Zum Abschied werden alle Gäste einen Schlüssel bekommen. Die Tür der Kirche wird endgültig abgeschlossen, eine andere geht für die Gemeindemitglieder auf.
Zum Abschied werden alle Gäste einen Schlüssel bekommen. Die Tür der Kirche wird endgültig abgeschlossen, eine andere geht für die Gemeindemitglieder auf. © FUNKE Foto Services | Alexandra Roth

Angefangen hat alles vor 124 Jahren mit Hauskreisen. Die Baptisten trafen sich in ihren Wohnungen. Später hatten sie einen eigenen Betsaal an der Hans-Sachs-Straße in Obermarxloh. Dieser wurde 1944 im Krieg zerstört. Danach war die Gemeinde zu Gast in der Methodistenkirche an der Weseler Straße. Ihr heutiges Gebäude an der Vereins-/Ecke Dahlstraße in Marxloh konnte 1956 bezogen werden. Der Bau kostete inklusive Inneneinrichtung 266.000 D-Mark.

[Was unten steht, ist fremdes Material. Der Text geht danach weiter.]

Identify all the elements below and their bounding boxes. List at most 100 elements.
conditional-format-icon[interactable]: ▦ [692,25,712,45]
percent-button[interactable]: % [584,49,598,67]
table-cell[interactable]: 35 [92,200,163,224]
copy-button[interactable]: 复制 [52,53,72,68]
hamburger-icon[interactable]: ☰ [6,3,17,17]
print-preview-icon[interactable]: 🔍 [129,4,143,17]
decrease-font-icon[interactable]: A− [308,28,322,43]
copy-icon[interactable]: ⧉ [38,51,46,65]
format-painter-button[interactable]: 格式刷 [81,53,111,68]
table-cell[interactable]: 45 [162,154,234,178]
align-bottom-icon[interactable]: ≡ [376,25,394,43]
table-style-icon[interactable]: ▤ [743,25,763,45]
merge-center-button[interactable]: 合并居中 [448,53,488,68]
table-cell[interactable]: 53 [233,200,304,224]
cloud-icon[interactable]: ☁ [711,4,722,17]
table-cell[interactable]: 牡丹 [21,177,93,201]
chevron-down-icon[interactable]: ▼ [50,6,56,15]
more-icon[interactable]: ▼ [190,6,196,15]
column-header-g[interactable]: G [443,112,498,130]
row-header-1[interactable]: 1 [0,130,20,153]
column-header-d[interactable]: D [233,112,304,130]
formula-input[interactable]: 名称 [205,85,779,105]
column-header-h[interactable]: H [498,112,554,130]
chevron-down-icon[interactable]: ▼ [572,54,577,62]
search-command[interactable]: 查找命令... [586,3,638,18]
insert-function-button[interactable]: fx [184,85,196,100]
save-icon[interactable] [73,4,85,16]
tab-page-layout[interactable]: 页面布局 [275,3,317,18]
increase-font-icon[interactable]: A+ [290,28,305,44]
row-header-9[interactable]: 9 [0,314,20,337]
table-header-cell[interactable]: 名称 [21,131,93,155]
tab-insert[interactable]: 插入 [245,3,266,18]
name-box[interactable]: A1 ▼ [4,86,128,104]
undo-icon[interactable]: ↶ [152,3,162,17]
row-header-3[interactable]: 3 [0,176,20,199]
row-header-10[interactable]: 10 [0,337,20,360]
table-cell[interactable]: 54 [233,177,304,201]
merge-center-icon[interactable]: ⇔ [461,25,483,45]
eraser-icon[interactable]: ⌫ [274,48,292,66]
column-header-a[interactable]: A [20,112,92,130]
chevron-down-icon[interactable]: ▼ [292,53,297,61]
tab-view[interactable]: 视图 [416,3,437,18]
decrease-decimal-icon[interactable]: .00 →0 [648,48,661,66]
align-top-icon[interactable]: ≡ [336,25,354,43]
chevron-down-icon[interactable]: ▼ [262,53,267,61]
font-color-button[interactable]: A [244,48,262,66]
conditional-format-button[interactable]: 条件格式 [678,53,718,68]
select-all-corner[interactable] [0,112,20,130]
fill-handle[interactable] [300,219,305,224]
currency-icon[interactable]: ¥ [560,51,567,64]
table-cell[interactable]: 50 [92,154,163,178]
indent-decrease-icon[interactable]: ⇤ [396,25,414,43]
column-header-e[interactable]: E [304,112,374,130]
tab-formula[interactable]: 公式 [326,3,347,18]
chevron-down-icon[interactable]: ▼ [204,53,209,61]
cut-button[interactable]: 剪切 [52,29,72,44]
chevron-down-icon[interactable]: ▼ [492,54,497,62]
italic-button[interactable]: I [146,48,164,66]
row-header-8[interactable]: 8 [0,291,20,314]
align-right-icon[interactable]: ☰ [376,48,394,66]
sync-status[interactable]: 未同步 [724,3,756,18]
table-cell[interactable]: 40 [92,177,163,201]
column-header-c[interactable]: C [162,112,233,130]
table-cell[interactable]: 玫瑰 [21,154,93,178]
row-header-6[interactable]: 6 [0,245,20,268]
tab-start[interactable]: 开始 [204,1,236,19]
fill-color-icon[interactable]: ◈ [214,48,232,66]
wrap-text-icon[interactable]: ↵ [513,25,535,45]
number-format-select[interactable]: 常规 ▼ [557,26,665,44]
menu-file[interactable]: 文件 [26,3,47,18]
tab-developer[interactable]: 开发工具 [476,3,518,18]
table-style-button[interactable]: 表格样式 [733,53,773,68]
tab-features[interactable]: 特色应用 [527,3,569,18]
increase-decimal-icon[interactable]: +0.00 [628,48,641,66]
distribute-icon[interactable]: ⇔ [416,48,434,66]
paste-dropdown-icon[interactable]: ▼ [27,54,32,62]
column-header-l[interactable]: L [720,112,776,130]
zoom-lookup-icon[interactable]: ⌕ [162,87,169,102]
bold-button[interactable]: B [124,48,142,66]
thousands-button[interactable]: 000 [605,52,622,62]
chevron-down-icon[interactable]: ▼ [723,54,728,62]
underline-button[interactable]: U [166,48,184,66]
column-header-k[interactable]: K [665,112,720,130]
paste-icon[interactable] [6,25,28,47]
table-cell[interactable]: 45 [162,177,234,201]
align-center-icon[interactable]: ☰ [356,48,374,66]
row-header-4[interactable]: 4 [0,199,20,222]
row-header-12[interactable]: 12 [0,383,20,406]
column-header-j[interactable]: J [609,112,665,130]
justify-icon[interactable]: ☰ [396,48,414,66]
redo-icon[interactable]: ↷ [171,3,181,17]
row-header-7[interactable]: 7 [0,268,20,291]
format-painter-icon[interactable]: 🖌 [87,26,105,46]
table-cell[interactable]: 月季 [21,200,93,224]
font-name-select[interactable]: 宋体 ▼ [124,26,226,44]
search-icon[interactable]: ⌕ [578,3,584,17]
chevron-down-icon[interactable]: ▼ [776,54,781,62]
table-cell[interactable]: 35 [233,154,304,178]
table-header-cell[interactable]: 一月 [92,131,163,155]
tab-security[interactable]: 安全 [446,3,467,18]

Herzstück ist der lichtdurchflutete Gebetssaal, in dem bis zu 400 Menschen Platz finden würden. „In unserer Blütezeit hatten wir ungefähr 180 Mitglieder. Das war in den 60er Jahren“, sagt Thomas Heimann. Damals erlebte Marxloh einen enormen Zuzug – die Menschen fanden sichere Arbeit bei Thyssen und im Bergbau. Zu der Kirche gehört ein Wohnhaus mit sechs Wohnungen.

Heute kommen höchstens 14 Mitglieder zu den Gottesdiensten in den großen Gebetssaal, einen eigenen Pastor hat man schon seit 2004 nicht mehr. Bei der Bibelstunde sind sogar nur sieben Baptisten dabei. Dieser Kreis macht so weiter, wie alles begonnen hat: Die sieben treffen sich reihum bei sich Zuhause. Aber einmal im Jahr, das hat die Gemeinde beschlossen, treffen sich alle Mitglieder zu einem Wiedersehen. „Wir sind schließlich alle gut miteinander“, sagt Hildegard Gabler.